NASAA will take steps to encourage the SEC to exercise its authority to propose or adopt rules prohibiting or conditioning pre-dispute agreements mandating arbitration.  Aggrieved investors should be able to seek relief in any forum and not be forced into arbitration.  Failure to provide recourse to defrauded investors may have a chilling effect on future investment in these offerings and capital raising efforts generally.  If the SEC is unwilling or unable to take action then we will encourage Congress to pass legislation that would dramatically curb the use of these mandatory provisions. 

Fiduciary Duty

Giving investors appropriate redress for misdeeds is but one way to restore the confidence that they place in their investment professionals.  The other way is to work to align the duty owed to investors with the expectations of those investors.  Most investors cannot distinguish broker-dealers from investment advisers, nor do they understand the different legal standards applicable to either.  The use of titles such as “financial advisor” or “investment counselor” only serve to exacerbate this confusion.  As a result, many investors are unable to make informed decisions as to the best type of financial professional to retain.
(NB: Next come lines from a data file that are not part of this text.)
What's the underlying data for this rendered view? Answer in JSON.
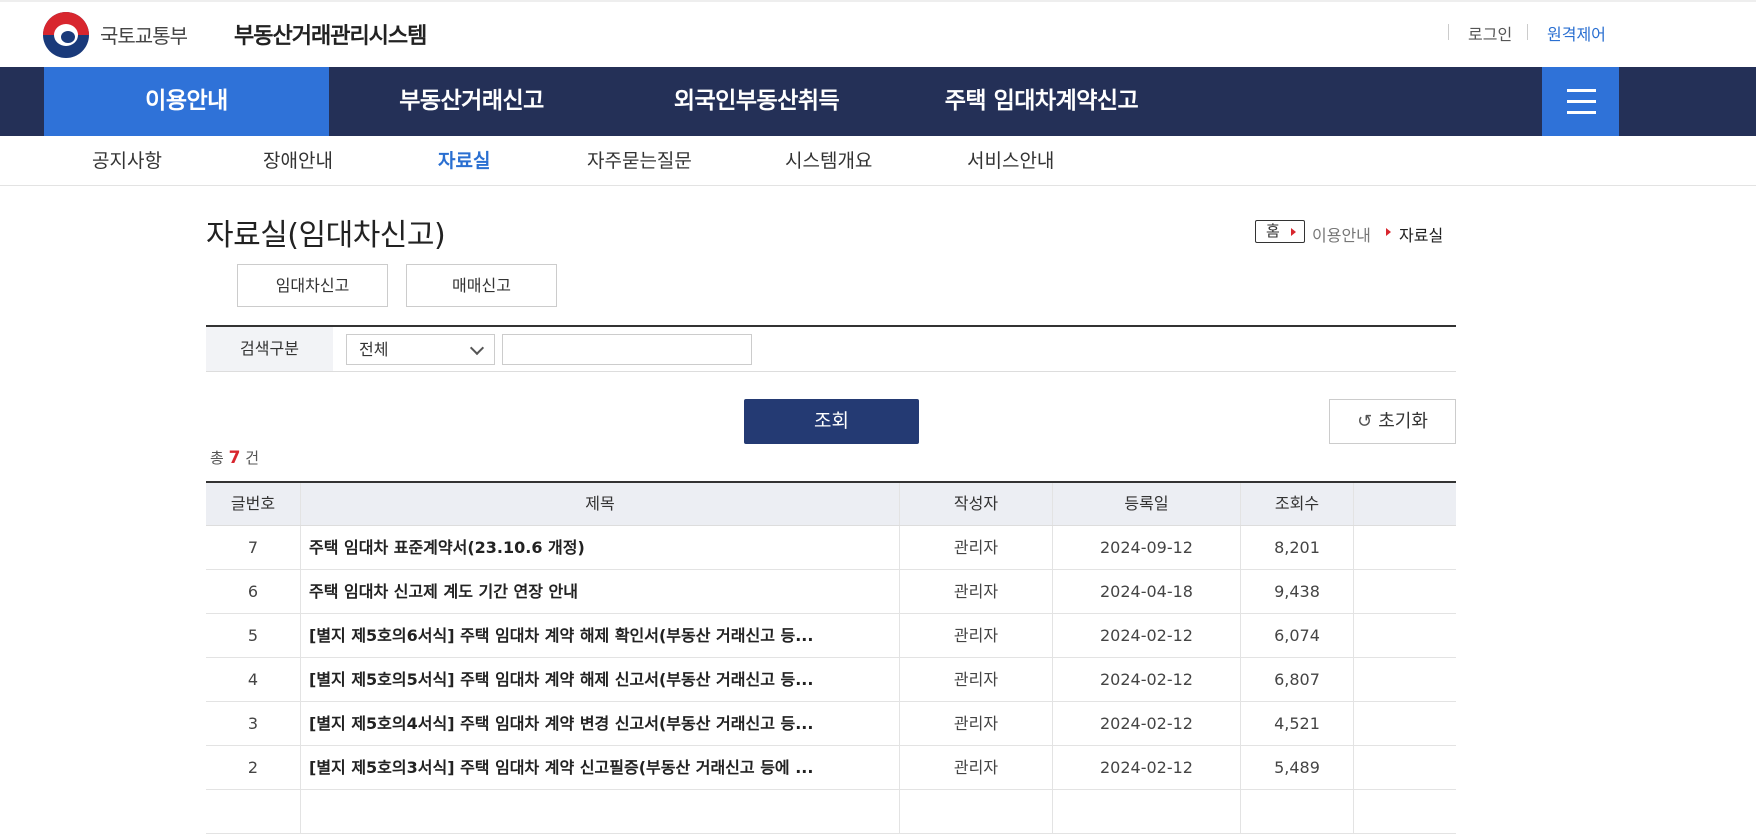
{
  "header": {
    "ministry": "국토교통부",
    "system": "부동산거래관리시스템",
    "util": {
      "login": "로그인",
      "remote": "원격제어"
    }
  },
  "mainnav": {
    "items": [
      "이용안내",
      "부동산거래신고",
      "외국인부동산취득",
      "주택 임대차계약신고"
    ],
    "menu_icon": "hamburger-icon"
  },
  "subnav": {
    "items": [
      "공지사항",
      "장애안내",
      "자료실",
      "자주묻는질문",
      "시스템개요",
      "서비스안내"
    ],
    "active": "자료실"
  },
  "page": {
    "title": "자료실(임대차신고)",
    "breadcrumb": {
      "home": "홈",
      "level1": "이용안내",
      "level2": "자료실"
    },
    "tabs": [
      "임대차신고",
      "매매신고"
    ]
  },
  "search": {
    "label": "검색구분",
    "select_value": "전체",
    "input_value": "",
    "query_button": "조회",
    "reset_button": "초기화"
  },
  "count": {
    "prefix": "총",
    "value": "7",
    "suffix": "건"
  },
  "table": {
    "headers": {
      "no": "글번호",
      "title": "제목",
      "author": "작성자",
      "date": "등록일",
      "views": "조회수"
    },
    "rows": [
      {
        "no": "7",
        "title": "주택 임대차 표준계약서(23.10.6 개정)",
        "author": "관리자",
        "date": "2024-09-12",
        "views": "8,201"
      },
      {
        "no": "6",
        "title": "주택 임대차 신고제 계도 기간 연장 안내",
        "author": "관리자",
        "date": "2024-04-18",
        "views": "9,438"
      },
      {
        "no": "5",
        "title": "[별지 제5호의6서식] 주택 임대차 계약 해제 확인서(부동산 거래신고 등...",
        "author": "관리자",
        "date": "2024-02-12",
        "views": "6,074"
      },
      {
        "no": "4",
        "title": "[별지 제5호의5서식] 주택 임대차 계약 해제 신고서(부동산 거래신고 등...",
        "author": "관리자",
        "date": "2024-02-12",
        "views": "6,807"
      },
      {
        "no": "3",
        "title": "[별지 제5호의4서식] 주택 임대차 계약 변경 신고서(부동산 거래신고 등...",
        "author": "관리자",
        "date": "2024-02-12",
        "views": "4,521"
      },
      {
        "no": "2",
        "title": "[별지 제5호의3서식] 주택 임대차 계약 신고필증(부동산 거래신고 등에 ...",
        "author": "관리자",
        "date": "2024-02-12",
        "views": "5,489"
      }
    ]
  },
  "colors": {
    "navy": "#243057",
    "accent": "#2f72d8",
    "red": "#d8262e"
  }
}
NASAA has long supported the extension of fiduciary duty to broker-dealers and it remains a key element of our legislative agenda. 
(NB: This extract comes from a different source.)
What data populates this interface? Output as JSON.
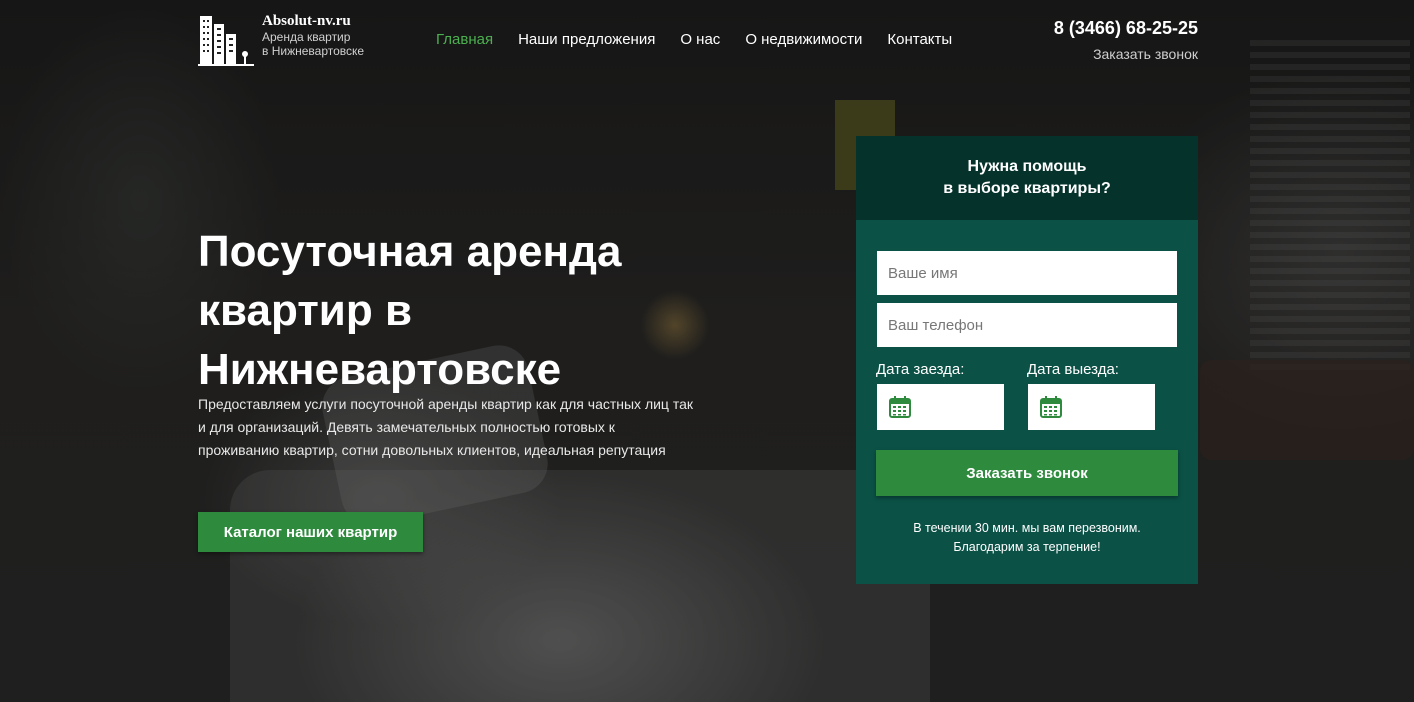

Earlier this month, the SEC released a request for additional information and data in connection with extending a fiduciary duty to broker-dealers.  I believe this is a positive step, but it is only a first step.  NASAA will continue to urge the SEC to exercise its discretion, pursuant to Section 913 of the Dodd-Frank Act, to engage in rulemaking to subject broker-dealers to fiduciary duty.  Retail investors should be provided with the protection that they expect from their investment professionals.  A fiduciary standard for broker-dealers will guarantee that all financial professionals providing investment advice will act in the best interests of their clients.  This will enhance investor confidence in the financial services industry, the products they are being advised to purchase, and the securities markets overall.       

Conclusion

I would like to close by mentioning our efforts to cooperate and reach common ground.  NASAA has been keenly interested in industry efforts to address elder financial abuse and we have, in the past, worked with industry and regulators to publish best practices and other information to help guide firms in dealing with the complex issues surrounding diminished capacity.  We look forward to continuing that dialogue and invite you to engage with us on how we can update that guidance.  Firms will also play a significant role in solving the issues related to crowdfunded securities.  You will likely face some challenges in supervising transactions in these securities and with monitoring what we expect will be a significant increase in offerings made pursuant to Rule 506 once the general solicitation ban is lifted.  These are just a few examples of the types of issues where we are likely to find common ground, and we look forward to working with you on these and many other issues. 

Thank you again for the opportunity to speak to you this morning and please enjoy the rest of the Conference.